One of the areas we research heavily at WitFoo is how to reduce the number of investigations our customers have to perform each day. Internally, we call this the “n” problem. Another area of focus is how to reduce the amount of time our customers spend on each investigation. We refer to this as the “t” problem. The lower we drive n and t, the more work our customers can accomplish each day.
Graph Theory
In working as an investigator and later consulting with them, it became clear that collecting and establishing pivot relationships could greatly help with reducing both n and t. Early in our research we were inspired by law enforcement linkboards like the one below.
In computer science, graph theory is establishing and analyzing relationships between objects called nodes. We were lucky to find a bioinformatics library called CytoscapeJS (http://js.cytoscape.org/) that we utilized to frame tests to see if graph theory could improve n and t challenges.
Six Degrees of Kevin Bacon
Our goal was to create a concise, clear picture of a security incident that would combine many security events (leads) reducing both n and t. What we envisioned when we started research a couple years ago was similar to the screenshot from our modern interface below.

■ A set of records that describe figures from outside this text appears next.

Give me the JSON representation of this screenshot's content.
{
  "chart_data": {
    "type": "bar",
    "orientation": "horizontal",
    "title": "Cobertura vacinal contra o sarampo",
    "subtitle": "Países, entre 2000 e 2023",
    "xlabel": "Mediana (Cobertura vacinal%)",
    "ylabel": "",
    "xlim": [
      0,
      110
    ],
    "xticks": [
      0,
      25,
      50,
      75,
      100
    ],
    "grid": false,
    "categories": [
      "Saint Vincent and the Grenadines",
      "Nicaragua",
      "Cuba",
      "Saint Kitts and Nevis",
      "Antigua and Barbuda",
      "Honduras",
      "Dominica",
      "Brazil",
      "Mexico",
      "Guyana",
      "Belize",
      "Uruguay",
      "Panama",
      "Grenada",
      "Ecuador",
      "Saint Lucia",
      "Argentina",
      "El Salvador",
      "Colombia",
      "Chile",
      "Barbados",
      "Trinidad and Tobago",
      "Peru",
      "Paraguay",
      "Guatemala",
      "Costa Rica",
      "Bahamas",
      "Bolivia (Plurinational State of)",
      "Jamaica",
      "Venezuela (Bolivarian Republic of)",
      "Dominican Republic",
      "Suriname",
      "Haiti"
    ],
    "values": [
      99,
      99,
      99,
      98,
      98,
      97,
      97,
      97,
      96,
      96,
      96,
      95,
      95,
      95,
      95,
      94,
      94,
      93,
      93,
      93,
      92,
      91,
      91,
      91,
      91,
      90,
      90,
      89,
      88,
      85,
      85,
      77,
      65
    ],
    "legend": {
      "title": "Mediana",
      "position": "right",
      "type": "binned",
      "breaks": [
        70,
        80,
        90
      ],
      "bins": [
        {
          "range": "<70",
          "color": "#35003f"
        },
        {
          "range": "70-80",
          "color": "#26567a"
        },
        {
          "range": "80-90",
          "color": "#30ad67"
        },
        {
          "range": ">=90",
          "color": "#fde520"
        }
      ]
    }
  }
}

The image shows a machine, it’s malware, it’s staging target and where it sent the data. Its a clear picture. Unfortunately, when we started research (and for months to follow) we kept running into what we called “The Cloud of Death” as pictured below.
Using network connections as the relationship edges between host nodes, we started observing a “Six Degrees of Kevin Bacon” (see: https://en.wikipedia.org/wiki/Six_Degrees_of_Kevin_Bacon) problem. Kevin Bacon was normally a core service like a DNS or Email server. Since most computers had a first or second generation connection to a “Kevin Bacon”, virtually all computers were stitched into a single incident.
While this approach had a positive impact on the number of incidents to investigate (n problem) by consolidating them all into the context of the network, it destroyed the amount of time it took to understand and investigate an incident (t problem.)
Finding Relevant Relationships
After several months of a tug of war between n and t, we were getting close to throwing in the towel. When we would improve n, we hurt t and vice-versa. We finally had a break through when speaking with Detective Bill Ritch (see: https://www.witfoo.com/blog/importance-investigative-mindset/.) He brought up the importance of establishing relevance in a relationship. The relevance is determined by human motivation and action. We began evaluating the nature of each edge relationship against the modus operandi, MO, of the attacker. The relationship can only be relevant if it is connected to a crime. This led to our first patent filing of “Temporal Link Analysis.”
Prescription to Presumption
We certainly learned many things in our study of “Clouds of Death” and Kevin Bacon but the biggest lesson is understanding how far the tool should go in automatically establishing relationships. We started the path by being overly prescriptive. We told the investigator what he/she should be looking at even if they thought it was overly complex. We believed we were making things better by showing all the relationships. It turned out that our presumption created noise and confusion. Learning from that we now only show what we are certain are relevant then allow the investigator to evaluate other relationships to determine if they are actually relevant. As I wrote in my People > Machine (https://www.witfoo.com/blog/people-machines-part-five) series, it is critical to allow the investigator to do the work with the help of the tools. The screenshot below shows an incident with a graph relationship to another incident that MAY be relevant. This has proven effective by recognizing the power of the human investigator.
Summary
Establishing relevant graph relationships between hosts, users and files in an incident have the capacity of reducing the number of investigations to perform, increase clarity and reduce investigative time. If done incorrectly or insufficiently it will hinder instead of helping. The devil is in the details.